Modern Muzzle Loading Pistols
You can shoot normal sized, short revolvers if they are a muzzle loader and can’t take cartridges.
Traditionally this meant using black powder which although fun, can be onerous as the gun must be cleaned immediately after use. It’s also dirty to handle and pongs a bit. However following the pistol ban some enterprising gunsmiths converted revolvers to use modern, clean, smokeless powder. These guns are fully compliant with UK law because they cannot take a cartridge and are therefore “muzzle loaders” even though they are actually loaded directly into the cylinder, not down the barrel.
In practice loading is quite simple – a measured amount of modern powder is put into each cylinder chamber and a lead bullet is squashed into each chamber with a small lever press. On some guns the press is built into the gun, on others you take the cylinder off to load. Once the cylinder is fully loaded with powder and bullets the gun is taken to the firing point, shotgun primers are inserted into the cylinder and you can shoot your six or seven shots exactly the same as a “normal” revolver. The whole process only takes a couple of minutes, tops.
There are generally two types – traditional black powder revolvers like the one shown in the side picture but converted to use modern, clean powder. You can also buy a modern revolver which has been converted to muzzle loading status like this one ;
Black Powder and Traditional Muzzle Loading Rifles, Pistols, Revolvers
Ah, the smell of gunpowder, there’s something about it. Sulphur, mostly. Much more dramatic to fire than modern firearms with the smoke, sparks and smell and, some agree, much more fun. The discipline comes under the rules of the Muzzle Loaders Association of Great Britain for competition and covers rifles, shotguns, pistols, revolvers and miniature cannons. These firearms are, as the description says, loaded at the muzzle rather than taking cartridges.
At our indoor range you can shoot black powder pistols, revolvers and miniature cannons. (Yes, cannons!) The club has a strong black powder following and we are proud to have a number of talented members in our ranks including a world record holder for single shot black powder pistol.
If you think black powder guns are all antiques and aren’t accurate, you are very wrong on both counts. They can be extremely accurate, usually with very sensitive triggers for competition use.
Full Bore Rifle Shooting
Too powerful to be shot indoors, this refers to full power rifles. Instead we shoot these at outdoor ranges particularly the army range at Strensall, York.
Old historic guns which pre-date World War One, through World War Two and right up to date with the latest modern sniper rifles, if it shoots a rifle bullet, you can shoot it with our club. Ex-military rifles such as Lee Enfield, Mosin Nagant and even AKM’s are popular.

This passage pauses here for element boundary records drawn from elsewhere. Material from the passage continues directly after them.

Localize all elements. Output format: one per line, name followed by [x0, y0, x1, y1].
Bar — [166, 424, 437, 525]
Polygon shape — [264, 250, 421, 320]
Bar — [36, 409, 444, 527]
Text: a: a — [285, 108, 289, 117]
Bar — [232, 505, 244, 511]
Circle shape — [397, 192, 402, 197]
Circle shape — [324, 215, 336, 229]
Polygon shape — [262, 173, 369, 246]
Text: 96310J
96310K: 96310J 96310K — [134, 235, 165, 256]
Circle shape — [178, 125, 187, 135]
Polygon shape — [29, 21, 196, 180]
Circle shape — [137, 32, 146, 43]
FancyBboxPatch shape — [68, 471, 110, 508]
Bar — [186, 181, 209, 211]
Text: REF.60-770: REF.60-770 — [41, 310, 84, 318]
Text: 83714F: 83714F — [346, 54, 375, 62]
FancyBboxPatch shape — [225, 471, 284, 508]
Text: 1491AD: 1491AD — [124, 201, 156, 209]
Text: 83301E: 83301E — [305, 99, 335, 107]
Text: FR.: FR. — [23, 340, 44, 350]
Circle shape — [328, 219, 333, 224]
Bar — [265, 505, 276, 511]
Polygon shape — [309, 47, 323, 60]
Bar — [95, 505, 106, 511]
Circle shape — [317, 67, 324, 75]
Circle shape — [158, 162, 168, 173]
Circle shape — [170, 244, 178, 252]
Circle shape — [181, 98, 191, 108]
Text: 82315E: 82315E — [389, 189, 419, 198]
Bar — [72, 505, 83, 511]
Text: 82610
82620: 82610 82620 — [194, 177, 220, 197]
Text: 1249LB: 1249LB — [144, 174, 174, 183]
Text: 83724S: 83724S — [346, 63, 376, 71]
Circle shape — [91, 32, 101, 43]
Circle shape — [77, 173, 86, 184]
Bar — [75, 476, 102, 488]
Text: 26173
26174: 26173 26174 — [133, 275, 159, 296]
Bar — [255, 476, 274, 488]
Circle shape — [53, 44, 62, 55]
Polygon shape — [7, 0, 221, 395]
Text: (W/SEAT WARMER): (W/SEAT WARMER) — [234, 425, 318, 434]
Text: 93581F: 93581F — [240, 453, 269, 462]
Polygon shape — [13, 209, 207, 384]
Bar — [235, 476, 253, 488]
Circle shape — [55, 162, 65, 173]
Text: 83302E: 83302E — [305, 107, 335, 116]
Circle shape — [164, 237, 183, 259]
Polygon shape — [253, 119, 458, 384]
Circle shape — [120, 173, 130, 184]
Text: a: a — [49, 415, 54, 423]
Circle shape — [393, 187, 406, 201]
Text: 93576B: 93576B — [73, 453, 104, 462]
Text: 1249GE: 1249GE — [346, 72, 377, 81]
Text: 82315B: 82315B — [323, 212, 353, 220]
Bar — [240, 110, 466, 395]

The highest calibre rifle you could possible own would be a .50 calibre but since there are only a couple of places you can shoot those in the UK – and the ammo is £5 a shot – ownership of those is rare. Instead most members opt for the more common .223, .303, 7.62x39, 7.62x54R or .308 rifles where the ammo ranges from 30p to 90p per shot. Which one to get depends on how far you want to shoot, the larger calibres being more suited to longer distances whereas the little .223 runs out of steam after 600 yards or so. Don’t worry about that yet, you’ll cover that during probation and will have a chance to try small and large calibres.
The club has two modern scoped sniper style rifles in .223 and .308 calibre for members to use on our designated outdoor range sessions at York.
On the left a 1942 dated Mosin Nagant rifle and modern AR15 rifle side by side.
Dragunov Russian marksman rifle with the club radar chronograph to read out the bullet velocity. As shown here, used to develop and test home made ammunition.
1942 dated Mosin Nagant meets 2015 dated AR-15 and 2017 dated Ruger Precision rifle.